Step 1b. Determine if the Taxon Framework source can add the taxon on their end

If there is strong support for keeping the taxon on iNat, someone should attempt to contact the Taxon Framework source to see if they will consider adding the taxon on their end (contact information is listed on the relevant Taxon Framework page).  Make sure the taxon is a suitable candidate for the Taxon Framework source. For example, many sources don’t include hybrids, extinct taxa, or certain ranks like subgenera, so it’s not worth contacting them about these taxa. Leave a comment asking those expressing strong support to contact the source and report back.

If no one reaches out to the Taxon Framework source, or there is no further other activity on the flag indicating coordination is in progress after a week or so, add a comment saying you are bringing the taxon in line with the Taxon Framework source, resolve the flag, and jump to the “Synonymizing relationship unknowns” section above. 


Step 2. Create the deviation

If there is strong support to keep the taxon despite it not being in the Taxon Framework source, you should create a "deviation" relationship.
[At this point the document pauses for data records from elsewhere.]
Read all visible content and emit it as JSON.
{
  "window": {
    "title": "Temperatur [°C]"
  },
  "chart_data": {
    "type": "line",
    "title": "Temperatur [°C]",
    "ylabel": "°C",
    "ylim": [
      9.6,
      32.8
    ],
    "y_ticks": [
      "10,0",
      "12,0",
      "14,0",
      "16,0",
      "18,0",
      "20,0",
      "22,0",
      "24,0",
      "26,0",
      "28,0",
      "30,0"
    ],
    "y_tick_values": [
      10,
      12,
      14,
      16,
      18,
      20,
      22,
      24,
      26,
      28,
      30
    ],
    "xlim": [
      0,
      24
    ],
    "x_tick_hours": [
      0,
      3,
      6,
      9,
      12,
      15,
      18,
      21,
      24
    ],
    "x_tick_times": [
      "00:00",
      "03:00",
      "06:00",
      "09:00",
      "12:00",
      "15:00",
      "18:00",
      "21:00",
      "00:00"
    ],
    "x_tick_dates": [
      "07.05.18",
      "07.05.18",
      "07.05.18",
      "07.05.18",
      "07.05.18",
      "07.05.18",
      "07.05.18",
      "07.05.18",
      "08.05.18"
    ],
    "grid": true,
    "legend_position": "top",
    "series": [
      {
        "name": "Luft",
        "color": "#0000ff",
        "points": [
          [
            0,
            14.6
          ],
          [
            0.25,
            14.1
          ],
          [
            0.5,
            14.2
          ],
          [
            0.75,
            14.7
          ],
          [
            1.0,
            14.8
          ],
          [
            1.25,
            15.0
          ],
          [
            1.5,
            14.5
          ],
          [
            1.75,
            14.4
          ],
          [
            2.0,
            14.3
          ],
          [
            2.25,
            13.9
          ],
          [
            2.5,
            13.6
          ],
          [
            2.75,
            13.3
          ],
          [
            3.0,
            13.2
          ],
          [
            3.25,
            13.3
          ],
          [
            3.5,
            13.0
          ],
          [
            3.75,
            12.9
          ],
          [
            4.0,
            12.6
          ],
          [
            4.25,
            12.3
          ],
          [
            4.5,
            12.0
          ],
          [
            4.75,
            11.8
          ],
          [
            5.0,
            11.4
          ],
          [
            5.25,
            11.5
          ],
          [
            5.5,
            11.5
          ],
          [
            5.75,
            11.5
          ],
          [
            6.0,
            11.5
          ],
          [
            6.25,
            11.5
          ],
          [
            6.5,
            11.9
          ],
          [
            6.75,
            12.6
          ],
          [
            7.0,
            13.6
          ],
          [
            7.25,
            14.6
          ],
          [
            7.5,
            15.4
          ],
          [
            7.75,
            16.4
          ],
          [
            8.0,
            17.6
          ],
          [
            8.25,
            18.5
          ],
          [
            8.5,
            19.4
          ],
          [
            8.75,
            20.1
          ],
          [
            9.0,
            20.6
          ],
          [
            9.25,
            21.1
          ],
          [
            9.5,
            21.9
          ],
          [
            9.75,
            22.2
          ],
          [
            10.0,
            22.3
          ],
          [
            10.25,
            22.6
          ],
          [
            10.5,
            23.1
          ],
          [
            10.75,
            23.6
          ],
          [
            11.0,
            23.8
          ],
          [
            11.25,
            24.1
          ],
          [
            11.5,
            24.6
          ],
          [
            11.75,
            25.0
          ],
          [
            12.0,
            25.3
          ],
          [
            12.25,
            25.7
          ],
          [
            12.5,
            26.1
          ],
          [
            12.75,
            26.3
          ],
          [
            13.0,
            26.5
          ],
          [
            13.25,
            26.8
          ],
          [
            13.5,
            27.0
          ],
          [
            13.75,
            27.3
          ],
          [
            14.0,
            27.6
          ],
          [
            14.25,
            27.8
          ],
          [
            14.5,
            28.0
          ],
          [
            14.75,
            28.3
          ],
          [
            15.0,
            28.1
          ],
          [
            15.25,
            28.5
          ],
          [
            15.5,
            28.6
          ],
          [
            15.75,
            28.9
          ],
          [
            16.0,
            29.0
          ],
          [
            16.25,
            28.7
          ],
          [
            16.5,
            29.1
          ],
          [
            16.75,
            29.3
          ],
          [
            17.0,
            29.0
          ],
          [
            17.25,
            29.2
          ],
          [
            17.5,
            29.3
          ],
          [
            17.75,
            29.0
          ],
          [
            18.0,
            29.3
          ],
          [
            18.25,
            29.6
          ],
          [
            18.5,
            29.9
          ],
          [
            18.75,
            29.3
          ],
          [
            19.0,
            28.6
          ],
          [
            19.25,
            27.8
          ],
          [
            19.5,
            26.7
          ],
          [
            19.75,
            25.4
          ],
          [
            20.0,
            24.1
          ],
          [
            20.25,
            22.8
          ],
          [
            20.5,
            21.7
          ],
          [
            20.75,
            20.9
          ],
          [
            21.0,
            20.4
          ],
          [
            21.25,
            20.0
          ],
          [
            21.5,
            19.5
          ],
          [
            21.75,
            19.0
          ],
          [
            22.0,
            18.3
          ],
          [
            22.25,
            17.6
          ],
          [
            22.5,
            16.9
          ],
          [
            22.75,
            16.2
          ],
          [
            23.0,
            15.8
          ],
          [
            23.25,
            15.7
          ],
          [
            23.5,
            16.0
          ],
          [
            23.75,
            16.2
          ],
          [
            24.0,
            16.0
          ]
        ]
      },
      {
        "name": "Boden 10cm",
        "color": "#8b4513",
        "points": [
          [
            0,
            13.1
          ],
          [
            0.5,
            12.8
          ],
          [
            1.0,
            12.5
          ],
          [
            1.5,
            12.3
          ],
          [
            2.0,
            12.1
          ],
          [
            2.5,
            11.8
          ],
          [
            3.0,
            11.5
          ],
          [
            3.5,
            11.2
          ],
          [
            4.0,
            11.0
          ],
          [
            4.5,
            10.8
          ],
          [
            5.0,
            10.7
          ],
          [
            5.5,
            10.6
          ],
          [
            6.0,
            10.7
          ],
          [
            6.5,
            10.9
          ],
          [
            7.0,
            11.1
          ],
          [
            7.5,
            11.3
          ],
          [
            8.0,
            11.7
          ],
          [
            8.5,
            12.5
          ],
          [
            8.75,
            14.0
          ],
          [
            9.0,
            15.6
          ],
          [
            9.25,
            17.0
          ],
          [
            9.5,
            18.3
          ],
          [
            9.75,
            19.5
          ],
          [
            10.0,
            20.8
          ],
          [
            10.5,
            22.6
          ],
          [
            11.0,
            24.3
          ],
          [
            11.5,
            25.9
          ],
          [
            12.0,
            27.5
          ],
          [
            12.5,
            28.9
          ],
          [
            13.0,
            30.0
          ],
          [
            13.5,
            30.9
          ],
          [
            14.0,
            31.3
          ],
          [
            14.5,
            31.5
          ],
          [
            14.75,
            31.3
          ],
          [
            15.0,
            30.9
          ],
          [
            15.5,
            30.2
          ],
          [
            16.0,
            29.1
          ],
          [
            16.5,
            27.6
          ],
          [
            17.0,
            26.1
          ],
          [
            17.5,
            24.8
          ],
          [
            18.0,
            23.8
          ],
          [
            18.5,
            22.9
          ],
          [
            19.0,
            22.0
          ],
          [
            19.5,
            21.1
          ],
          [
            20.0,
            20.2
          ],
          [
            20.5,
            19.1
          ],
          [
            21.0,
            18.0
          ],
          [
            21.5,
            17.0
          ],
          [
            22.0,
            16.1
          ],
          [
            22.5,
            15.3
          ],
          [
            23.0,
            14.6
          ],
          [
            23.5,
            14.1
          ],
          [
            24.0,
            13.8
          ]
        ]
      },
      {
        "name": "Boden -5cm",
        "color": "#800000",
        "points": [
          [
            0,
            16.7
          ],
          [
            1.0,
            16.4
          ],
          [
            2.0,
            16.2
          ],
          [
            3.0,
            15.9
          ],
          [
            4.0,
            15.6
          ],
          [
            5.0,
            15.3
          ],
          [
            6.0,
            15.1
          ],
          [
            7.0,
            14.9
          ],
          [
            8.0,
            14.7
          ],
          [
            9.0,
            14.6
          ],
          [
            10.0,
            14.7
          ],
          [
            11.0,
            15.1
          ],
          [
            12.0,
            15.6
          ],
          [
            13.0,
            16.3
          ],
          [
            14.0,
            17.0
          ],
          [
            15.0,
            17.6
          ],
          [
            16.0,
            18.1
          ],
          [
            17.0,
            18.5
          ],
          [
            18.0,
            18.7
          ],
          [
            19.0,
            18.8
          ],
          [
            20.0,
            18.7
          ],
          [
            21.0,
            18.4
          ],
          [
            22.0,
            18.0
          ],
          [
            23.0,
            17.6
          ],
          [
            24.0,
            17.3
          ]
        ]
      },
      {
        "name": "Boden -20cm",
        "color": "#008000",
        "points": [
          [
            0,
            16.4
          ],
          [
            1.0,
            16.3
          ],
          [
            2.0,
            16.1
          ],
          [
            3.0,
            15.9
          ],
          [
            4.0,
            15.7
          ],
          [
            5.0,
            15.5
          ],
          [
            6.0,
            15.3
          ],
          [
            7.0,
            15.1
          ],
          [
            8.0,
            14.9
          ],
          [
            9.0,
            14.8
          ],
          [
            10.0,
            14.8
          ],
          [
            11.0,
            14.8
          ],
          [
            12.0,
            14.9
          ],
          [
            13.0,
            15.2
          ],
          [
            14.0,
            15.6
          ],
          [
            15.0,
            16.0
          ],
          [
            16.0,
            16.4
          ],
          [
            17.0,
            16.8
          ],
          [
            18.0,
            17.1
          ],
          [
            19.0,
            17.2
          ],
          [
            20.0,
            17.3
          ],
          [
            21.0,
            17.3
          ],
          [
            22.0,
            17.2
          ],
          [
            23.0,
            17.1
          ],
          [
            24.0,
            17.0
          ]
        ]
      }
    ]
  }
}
Even if the Taxon Framework source has expressed their intent to add the taxon, you should add a deviation until they actually add the taxon. Start by clicking "Add relationship."

Deviations can be complicated to understand, create, and maintain. Before filling out the form please read this page explaining Taxon Frameworks and feel free to leave the creation of complicating deviations to other curators if you don’t feel comfortable making them yourself.


The simplest deviations are of type "Not external." This is for situations where the taxon is not in the Taxon Framework source and its meaning isn’t entangled with any other taxa that are in the Taxon Framework source. A good example would be a newly described taxon or a hybrid taxon. To create these, leave the "External Taxa" section blank. All deviations should include a link to the resolved flag where they were discussed in the Notes section.

The resulting deviation will have a taxon on the iNaturalist side and nothing on the Taxon Framework source side.


A good way to learn about more complicated deviations is to view other deviations from the relevant Taxon Framework page.


Deviations are any relationship other than those of type "match" (same name, rank, parent name and parent rank) and "alternate position" (same name, rank, different parent name and/or parent rank). To see deviations that are more complicated than those of type "not external" (discussed above), uncheck this type and filter. For example, deviations of type one-to-one have a different name in the Taxon Framework source (but do not involve any other taxa; see many-to-many below).

Many-to-one may be used to represent species that were split on iNaturalist but lumped in the Taxon Framework source.

Likewise, one-to-many may be used to represent species lumped on iNaturalist but split by the Taxon Framework source.

Lastly, many-to-many can be used to capture more complex deviations such as a species represented in one genus on iNaturalist but in a different genus by the Taxon Framework source. Using the example below, note that in addition to the the T. atun / L. atun pair, the monotypic genus Leionura needs to be included on the Catalog of Fishes side since it doesn’t exist on iNaturalist, and the genus Thyrsites needs to be included on both sides since it has a different meaning on iNaturalist (it contains atun) vs on Catalog of Fishes.

“Not internal” deviations are rarely used in cases where there’s a taxon in the Taxon Framework source that we don’t want to include in iNaturalist.


iNaturalist really isn’t designed to handle deviations more complex than those listed here (for example, large genera containing many species mapping to a different set of large genera). Complex deviations should be avoided by working with community and the Taxon Framework source contacts to reach a compromise.


Once you’ve created the deviation, leave a comment on the flag indicating that you’ve created a deviation. 


As the taxonomy on iNaturalist and the Taxon Framework source continues to change, deviations can become out of date and require continued maintenance. Please revisit existing deviations and their associated resolved flags to make sure they’re properly documented and still relevant. If they aren’t, remove them.